When the boy had barely a hair upon his chin, his father was killed by a fallen timber. Orphaned, the young lad worked- as his father had- in the forest. On a rare trip into town the young man first witnessed the passing of a rich man’s coach. The young man had never seen such wealth; his heart grew hollow with envy. He overheard two widows commenting on the wealthy man’s shallow nature.
“All he does is count his gold!” One said to the other.
“He’s worse than a tax-collector!” The second responded.
“Or a king!” The old women laughed heartily.
However, the young lad was moved by their jests. He vowed to himself never to let his heart grow cold if he were blessed with wealth. After his hands had become thick skinned with long hours of work and his face tired from exhaustion, he took a fair young bride. She was a slim and frail girl but she was also an exceptional beauty.
Her long blond hair was nearly white. Her eyes were a brilliant emerald green. She was the youngest daughter of a poor goat farmer. The hardworking orphan loved the timid girl dearly, and he kept his bride in the woods within the cabin that his father left him.
They were married at the first hints of spring; by late fall the young girl was very swollen with a child. The young man fell more and more in love with her as the days went on; he was excited with impending fatherhood. When the frail woman found that her duties became increasingly difficult, her husband understood and told her to rest in bed. Leaving his love in bed, every morning the woodsman would venture out into the trees. He would return by nightfall with hares and firewood. When he entered the doorstep his loving wife would rise from the bed, kiss him and say breathlessly “Oh my darling! How I missed you.”

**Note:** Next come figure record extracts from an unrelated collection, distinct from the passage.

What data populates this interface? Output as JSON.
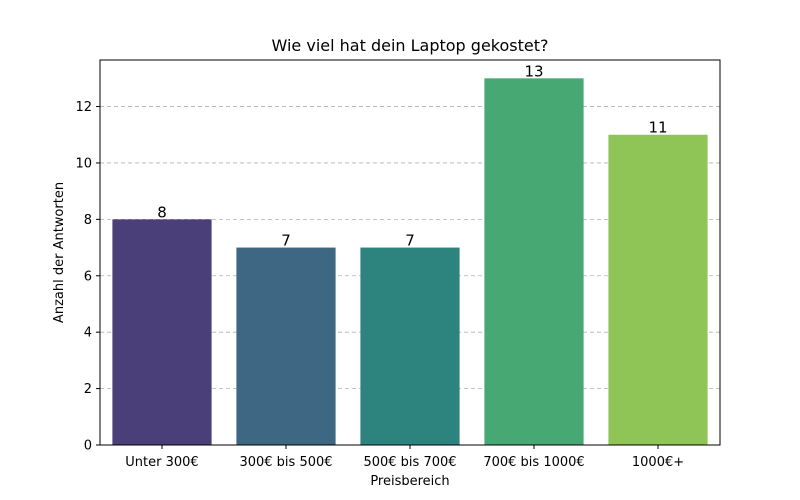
{
  "chart_data": {
    "type": "bar",
    "title": "Wie viel hat dein Laptop gekostet?",
    "xlabel": "Preisbereich",
    "ylabel": "Anzahl der Antworten",
    "categories": [
      "Unter 300€",
      "300€ bis 500€",
      "500€ bis 700€",
      "700€ bis 1000€",
      "1000€+"
    ],
    "values": [
      8,
      7,
      7,
      13,
      11
    ],
    "value_labels": [
      "8",
      "7",
      "7",
      "13",
      "11"
    ],
    "colors": [
      "#4b3f7a",
      "#3d6783",
      "#2d837e",
      "#47a873",
      "#8fc456"
    ],
    "ylim": [
      0,
      13.65
    ],
    "yticks": [
      0,
      2,
      4,
      6,
      8,
      10,
      12
    ],
    "ytick_labels": [
      "0",
      "2",
      "4",
      "6",
      "8",
      "10",
      "12"
    ],
    "grid": "horizontal dashed"
  }
}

The chill of winter was lingering in the morning frost; the leaves had all fallen from the trees. The woodsman became increasingly nervous; they did not have enough food for even three months let alone a full winter. He would have to bring home more than just a few hares, more than just an armful of wood. In the very early hours the sun was just peeking over the mountain side. It illuminated the woodsman as he prepared for a long journey and woke his wife.
“My dear, I must go.” He whispered softly into her ear. Her slim arms clung around his stout neck. He could feel her tension through her embrace.

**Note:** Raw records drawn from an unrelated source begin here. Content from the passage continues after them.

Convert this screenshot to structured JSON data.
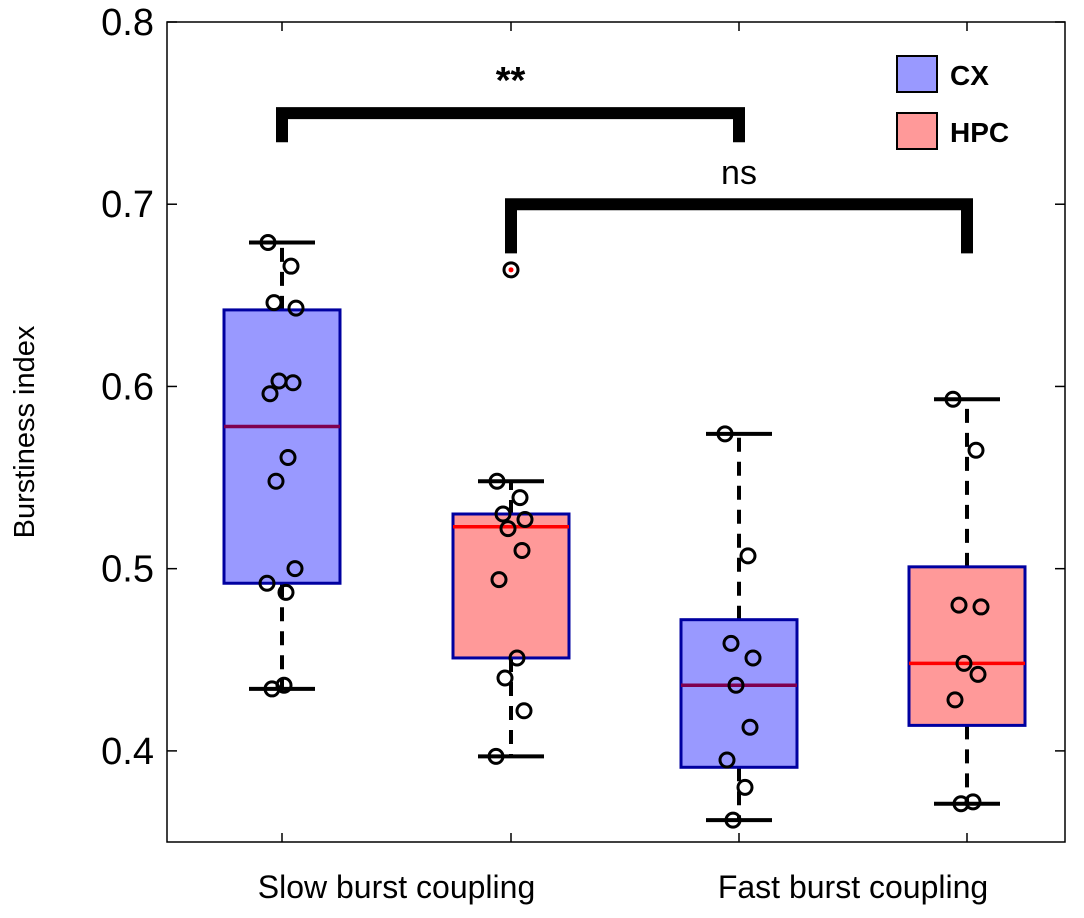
{
  "chart_data": {
    "type": "box",
    "xlabel": "",
    "ylabel": "Burstiness index",
    "ylim": [
      0.35,
      0.8
    ],
    "yticks": [
      0.4,
      0.5,
      0.6,
      0.7,
      0.8
    ],
    "ytick_labels": [
      "0.4",
      "0.5",
      "0.6",
      "0.7",
      "0.8"
    ],
    "grid": false,
    "legend_position": "top-right",
    "categories": [
      "Slow burst coupling",
      "Fast burst coupling"
    ],
    "series": [
      {
        "name": "CX",
        "color": "#9999ff",
        "edge_color": "#0000a0",
        "median_color": "#7f0050"
      },
      {
        "name": "HPC",
        "color": "#ff9999",
        "edge_color": "#0000a0",
        "median_color": "#ff0000"
      }
    ],
    "boxes": [
      {
        "category": "Slow burst coupling",
        "series": "CX",
        "q1": 0.492,
        "median": 0.578,
        "q3": 0.642,
        "whisker_low": 0.434,
        "whisker_high": 0.679,
        "points": [
          0.679,
          0.666,
          0.646,
          0.643,
          0.603,
          0.602,
          0.596,
          0.561,
          0.548,
          0.5,
          0.492,
          0.487,
          0.436,
          0.434
        ],
        "outliers": []
      },
      {
        "category": "Slow burst coupling",
        "series": "HPC",
        "q1": 0.451,
        "median": 0.523,
        "q3": 0.53,
        "whisker_low": 0.397,
        "whisker_high": 0.548,
        "points": [
          0.548,
          0.539,
          0.53,
          0.527,
          0.522,
          0.51,
          0.494,
          0.451,
          0.44,
          0.422,
          0.397
        ],
        "outliers": [
          0.664
        ]
      },
      {
        "category": "Fast burst coupling",
        "series": "CX",
        "q1": 0.391,
        "median": 0.436,
        "q3": 0.472,
        "whisker_low": 0.362,
        "whisker_high": 0.574,
        "points": [
          0.574,
          0.507,
          0.459,
          0.451,
          0.436,
          0.413,
          0.395,
          0.38,
          0.362
        ],
        "outliers": []
      },
      {
        "category": "Fast burst coupling",
        "series": "HPC",
        "q1": 0.414,
        "median": 0.448,
        "q3": 0.501,
        "whisker_low": 0.371,
        "whisker_high": 0.593,
        "points": [
          0.593,
          0.565,
          0.48,
          0.479,
          0.448,
          0.442,
          0.428,
          0.372,
          0.371
        ],
        "outliers": []
      }
    ],
    "annotations": [
      {
        "label": "**",
        "from": "Slow burst coupling / CX",
        "to": "Fast burst coupling / CX",
        "level": 0.75,
        "tick_bottom": 0.734
      },
      {
        "label": "ns",
        "from": "Slow burst coupling / HPC",
        "to": "Fast burst coupling / HPC",
        "level": 0.7,
        "tick_bottom": 0.673
      }
    ]
  }
}
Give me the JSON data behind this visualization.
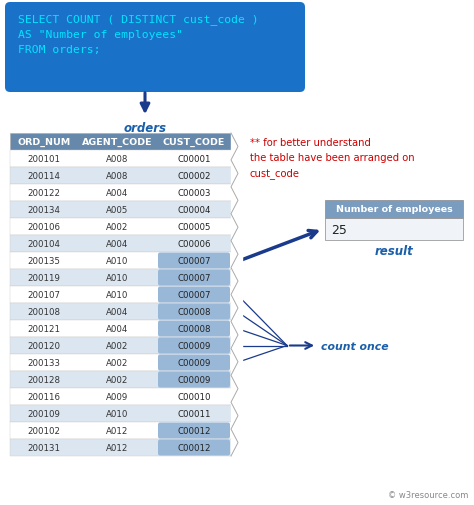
{
  "sql_text": "SELECT COUNT ( DISTINCT cust_code )\nAS \"Number of employees\"\nFROM orders;",
  "sql_box_color": "#1a72c8",
  "sql_text_color": "#00e5ff",
  "bg_color": "#ffffff",
  "orders_label": "orders",
  "orders_label_color": "#1a5faa",
  "header": [
    "ORD_NUM",
    "AGENT_CODE",
    "CUST_CODE"
  ],
  "header_bg": "#6688aa",
  "header_text_color": "#ffffff",
  "rows": [
    [
      "200101",
      "A008",
      "C00001",
      false
    ],
    [
      "200114",
      "A008",
      "C00002",
      false
    ],
    [
      "200122",
      "A004",
      "C00003",
      false
    ],
    [
      "200134",
      "A005",
      "C00004",
      false
    ],
    [
      "200106",
      "A002",
      "C00005",
      false
    ],
    [
      "200104",
      "A004",
      "C00006",
      false
    ],
    [
      "200135",
      "A010",
      "C00007",
      true
    ],
    [
      "200119",
      "A010",
      "C00007",
      true
    ],
    [
      "200107",
      "A010",
      "C00007",
      true
    ],
    [
      "200108",
      "A004",
      "C00008",
      true
    ],
    [
      "200121",
      "A004",
      "C00008",
      true
    ],
    [
      "200120",
      "A002",
      "C00009",
      true
    ],
    [
      "200133",
      "A002",
      "C00009",
      true
    ],
    [
      "200128",
      "A002",
      "C00009",
      true
    ],
    [
      "200116",
      "A009",
      "C00010",
      false
    ],
    [
      "200109",
      "A010",
      "C00011",
      false
    ],
    [
      "200102",
      "A012",
      "C00012",
      true
    ],
    [
      "200131",
      "A012",
      "C00012",
      true
    ]
  ],
  "row_alt_colors": [
    "#ffffff",
    "#dce6f0"
  ],
  "highlight_cell_color": "#99b8d8",
  "result_box_header": "Number of employees",
  "result_box_value": "25",
  "result_box_header_bg": "#7a9cbf",
  "result_box_header_text": "#ffffff",
  "result_box_value_bg": "#f0f4f8",
  "result_label": "result",
  "result_label_color": "#1a5faa",
  "count_once_label": "count once",
  "count_once_color": "#1a5faa",
  "note_text": "** for better understand\nthe table have been arranged on\ncust_code",
  "note_color": "#cc0000",
  "watermark": "© w3resource.com",
  "watermark_color": "#888888",
  "arrow_color": "#1a3a8c"
}
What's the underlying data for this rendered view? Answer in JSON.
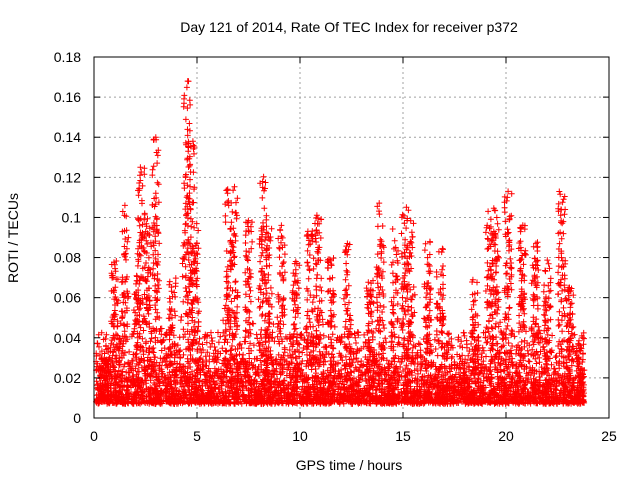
{
  "chart_data": {
    "type": "scatter",
    "title": "Day 121 of 2014, Rate Of TEC Index for receiver p372",
    "xlabel": "GPS time / hours",
    "ylabel": "ROTI / TECUs",
    "xlim": [
      0,
      25
    ],
    "ylim": [
      0,
      0.18
    ],
    "xticks": [
      0,
      5,
      10,
      15,
      20,
      25
    ],
    "yticks": [
      0,
      0.02,
      0.04,
      0.06,
      0.08,
      0.1,
      0.12,
      0.14,
      0.16,
      0.18
    ],
    "xtick_labels": [
      "0",
      "5",
      "10",
      "15",
      "20",
      "25"
    ],
    "ytick_labels": [
      "0",
      "0.02",
      "0.04",
      "0.06",
      "0.08",
      "0.1",
      "0.12",
      "0.14",
      "0.16",
      "0.18"
    ],
    "grid": true,
    "marker": "plus",
    "color": "#ff0000",
    "data_x_range": [
      0.1,
      23.8
    ],
    "baseline_range": [
      0.003,
      0.03
    ],
    "peaks": [
      {
        "x": 0.5,
        "y": 0.03
      },
      {
        "x": 1.0,
        "y": 0.08
      },
      {
        "x": 1.5,
        "y": 0.106
      },
      {
        "x": 2.1,
        "y": 0.085
      },
      {
        "x": 2.3,
        "y": 0.125
      },
      {
        "x": 2.6,
        "y": 0.1
      },
      {
        "x": 3.0,
        "y": 0.14
      },
      {
        "x": 3.8,
        "y": 0.07
      },
      {
        "x": 4.5,
        "y": 0.168
      },
      {
        "x": 4.7,
        "y": 0.138
      },
      {
        "x": 4.9,
        "y": 0.1
      },
      {
        "x": 6.5,
        "y": 0.115
      },
      {
        "x": 6.8,
        "y": 0.118
      },
      {
        "x": 7.5,
        "y": 0.1
      },
      {
        "x": 8.2,
        "y": 0.125
      },
      {
        "x": 8.5,
        "y": 0.095
      },
      {
        "x": 9.1,
        "y": 0.1
      },
      {
        "x": 9.8,
        "y": 0.08
      },
      {
        "x": 10.5,
        "y": 0.095
      },
      {
        "x": 10.9,
        "y": 0.102
      },
      {
        "x": 11.5,
        "y": 0.08
      },
      {
        "x": 12.3,
        "y": 0.087
      },
      {
        "x": 13.4,
        "y": 0.07
      },
      {
        "x": 13.9,
        "y": 0.108
      },
      {
        "x": 14.6,
        "y": 0.095
      },
      {
        "x": 15.1,
        "y": 0.106
      },
      {
        "x": 15.4,
        "y": 0.1
      },
      {
        "x": 16.2,
        "y": 0.09
      },
      {
        "x": 16.8,
        "y": 0.085
      },
      {
        "x": 18.5,
        "y": 0.07
      },
      {
        "x": 19.2,
        "y": 0.103
      },
      {
        "x": 19.5,
        "y": 0.108
      },
      {
        "x": 20.1,
        "y": 0.113
      },
      {
        "x": 20.8,
        "y": 0.097
      },
      {
        "x": 21.4,
        "y": 0.088
      },
      {
        "x": 22.0,
        "y": 0.08
      },
      {
        "x": 22.7,
        "y": 0.113
      },
      {
        "x": 23.1,
        "y": 0.066
      },
      {
        "x": 23.6,
        "y": 0.035
      }
    ],
    "outliers": [
      {
        "x": 4.55,
        "y": 0.168
      },
      {
        "x": 4.8,
        "y": 0.138
      },
      {
        "x": 3.0,
        "y": 0.14
      },
      {
        "x": 20.1,
        "y": 0.113
      },
      {
        "x": 1.5,
        "y": 0.106
      },
      {
        "x": 12.3,
        "y": 0.087
      }
    ]
  }
}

“Please do not leave me.” She pleaded. Motherhood petrified her young heart; she did not wish to face even a minute of it without her beloved. “Can you not hunt in the cold?” She asked desperately trying to convince him to delay his trip. The young man’s heart weighed heavy in his chest. He wanted to stay with her, but he knew that he must go.
“I know of a large boar in our neck of the forest. It can provide enough meat for us to last the first few cold months. I will take the cart your father gave us and fill it with hardwood. When I return, I will stay with you as long as the supplies last.
Although she knew he was correct, her embrace did not waver. The man looked into his wife’s brilliant green eyes and sighed. He looked at the moon which defiantly hung three-quarters full in the dim morning sky. The woodsman’s voice was low, “I will return when the moon shines down upon you with a full face.” He placed a hand upon her stomach and kissed her soft lips.
“Oh my darling, how I will miss you.” She whispered through her silent tears.
“I will not be gone long.” He reassured her. As she watched him exit the front door, she said his name as a prayer to the wind. “Bartholomew.